Kissing the Blarney stone

Kissing the Blarney stone

I love Atlantic Rim cuisine: the dramatically different smoked salmons of Norway, Scotland, Ireland and Nova Scotia; the mighty herring in all its protean manifestations; the other cold sea fish and the crabs and lobsters creeping in the benighted depths; the great arc of oysters that stretches from the shoreline of western France up through England and Galway to the Maritimes. Eating at Starfish (100 Adelaide St. E., at Jarvis St.) always reminds me of this Celtic heritage, and though I’m no more Irish than Patrick O’Brian, I like to run alongside the great cavalcade of all things Erse that trundles through our consciousness every St. Patrick’s Day, claiming a sort of kinship as a Sproule of County Antrim, though I believe our bit of the family only lingered there for a few brief generations en route from Scotland to Australia.

No matter. It is enough. But still I am grateful to Patrick McMurray for reminding me that the Saint’s Day is once again scheduled for later this month. I was at his restaurant/oyster bar, Starfish, on Thursday, you see, with some good friends, scarfing les fruits de mer before heading off to Massey Hall for a truly awesome Blue Rodeo concert. McMurray made mention of his special menu for St. Patrick’s Day, and also that his daughter’s school of Irish dance—the Gilchrist School—will be performing reels and jigs in full costume on Saturday, March 15, at 7:30 p.m.; on Sunday, post-parade, at 6 p.m.; and on Monday at 7:30 p.m.

Starfish’s chef, Kyle Deming, is offering a very Celtic menu for the occasion—and I believe it will run for the entire month of March. I will copy it for you now:

Starters• Irish Flats breaded and fried with oyster stout aïoli • Dublin Bay prawns roasted with salted butter and brown bread• Matane shrimp potted with a butter glaze top• Homemade corned beef hash with poached egg• Deep-fried sprats with lemon aïoli and fried parsley• Stargazie Pie—pilchards and pastry, bacon and baking• Pork pie with raisin and caper sauce• Black pudding with apple and oyster

Mains• Roasted lamb neck in mutton and barley broth• Boiled homemade bacon with apple boxties and cabbage• Claire Island organic salmon poached in stout, with leek and turnip terrine, truckle cheddar scone• Whole baked plaice with cockle butter, lemon-and-pepper-dressed herb salad and steamed potatoes• Nova Scotia halibut, baked on the bone (super for two)

I think it looks absolutely delicious, and I’m especially happy to see Stargazie Pie on the card.
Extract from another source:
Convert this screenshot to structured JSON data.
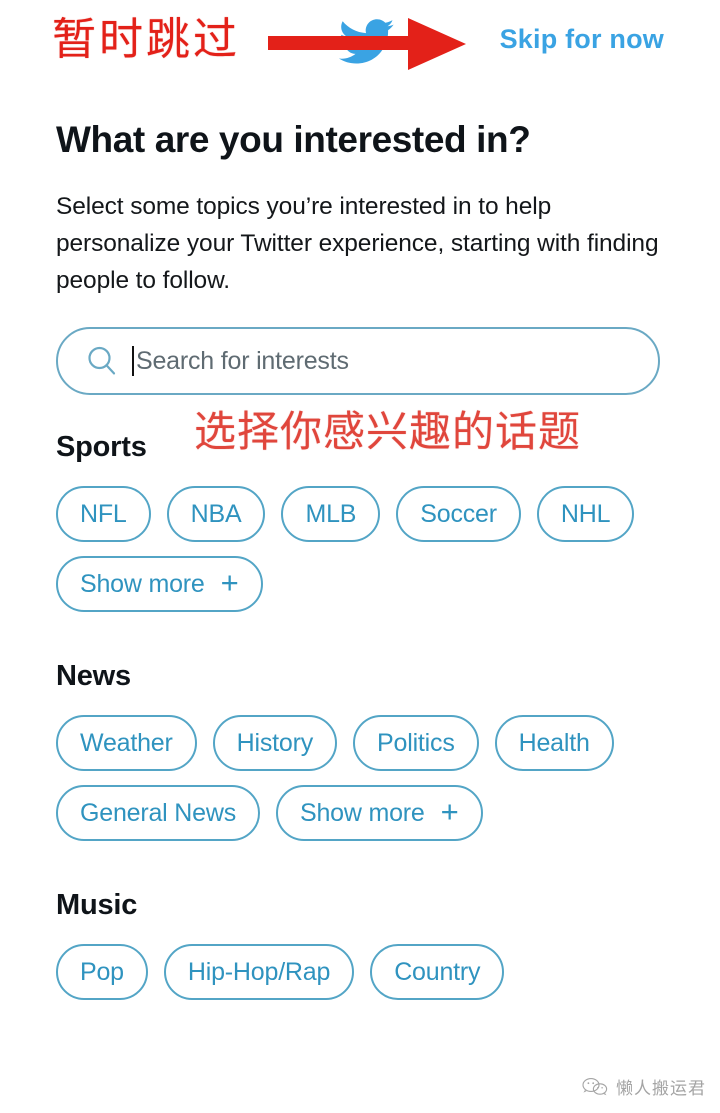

It’s a Cornish dish, as I’m sure you know, and the point of the name is that the whole pilchards baked into the pie thrust their heads out through the pastry crust to gaze at the stars. A tad macabre, perhaps (and that’s pronounced McCaber in March), but unique and delicious for all that (mebyon Kernow and sod the emmets, as we used to say).
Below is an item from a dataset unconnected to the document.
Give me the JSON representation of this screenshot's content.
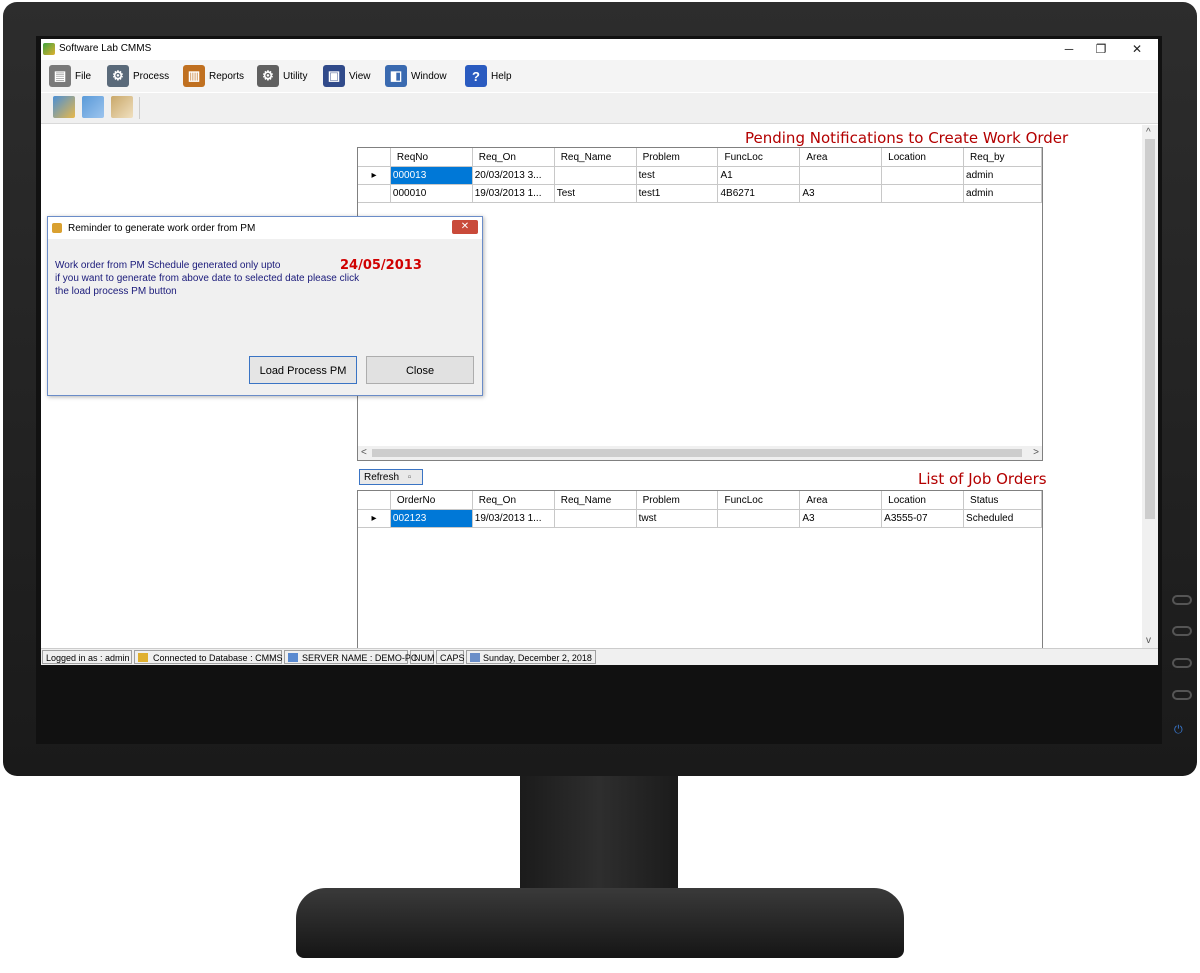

Another bit of Starfish news: McMurray and Deming have been asked to oversee the food and beverage program at a new golf course called Piper’s Heath (5501 Trafalgar Rd., Milton, that apparently looks like a proper links golf course such as may be seen and experienced in Scotland and Ireland. Yes, ballwhackers, it’s all going to start happening in the spring, though no one is promising authentic Scottish gale-force winds or the relentless and penetrating drizzle of what the Irish call “a fine soft day.”

And lest you should think that Starfish is exclusively Celtic, McMurray is paying homage to Japan (after travelling there last December) by “diving into the world of the raw bar,” as he puts it, “with fin and shellfish as the season and the weather permits.” Look for sardine, yellowtail loin and belly, kona kampachi, mackerel, abalone, sea scallops, red and green seaurchin (see below), razor and vernise clams, matane shrimp, blue and snow crab. Thursday and Friday are probably the best nights to go as most of the product arrives on those days.
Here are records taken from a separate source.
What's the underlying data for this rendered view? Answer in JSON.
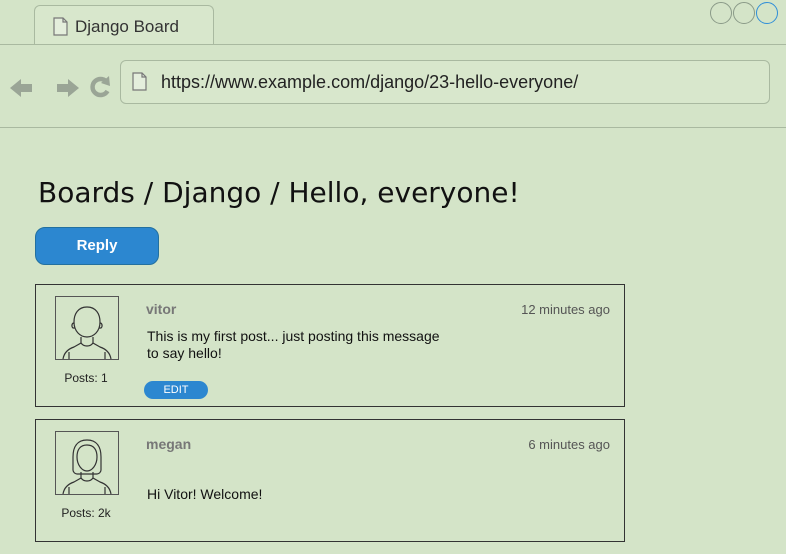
{
  "browser": {
    "tab_title": "Django Board",
    "url": "https://www.example.com/django/23-hello-everyone/",
    "accent_color": "#2f8ed8"
  },
  "page": {
    "breadcrumb": "Boards / Django / Hello, everyone!",
    "reply_label": "Reply"
  },
  "posts": [
    {
      "author": "vitor",
      "time": "12 minutes ago",
      "message": "This is my first post... just posting this message to say hello!",
      "posts_count": "Posts: 1",
      "edit_label": "EDIT",
      "avatar_icon": "user-male-icon"
    },
    {
      "author": "megan",
      "time": "6 minutes ago",
      "message": "Hi Vitor! Welcome!",
      "posts_count": "Posts: 2k",
      "avatar_icon": "user-female-icon"
    }
  ],
  "icons": {
    "tab": "document-icon",
    "back": "arrow-left-icon",
    "forward": "arrow-right-icon",
    "reload": "reload-icon",
    "address": "document-icon"
  },
  "colors": {
    "background": "#d4e4c8",
    "button": "#2c87d0",
    "border": "#333333"
  }
}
Celts and Greeks, Italians and Lebanese devour the gonads of sea urchins with alacrity (possibly because they are a cannabinoid), but only the Japanese truly elevate them to an art form. March is the best month of the year for these scrumptious echinoids, so I will be heading to Sushi Kaji at some point before All Fools Day to ride whatever unicycle he engineers. I don’t believe there is a creature of any kind in all the terraqueous world that tastes so gloriously and intensely of the sea.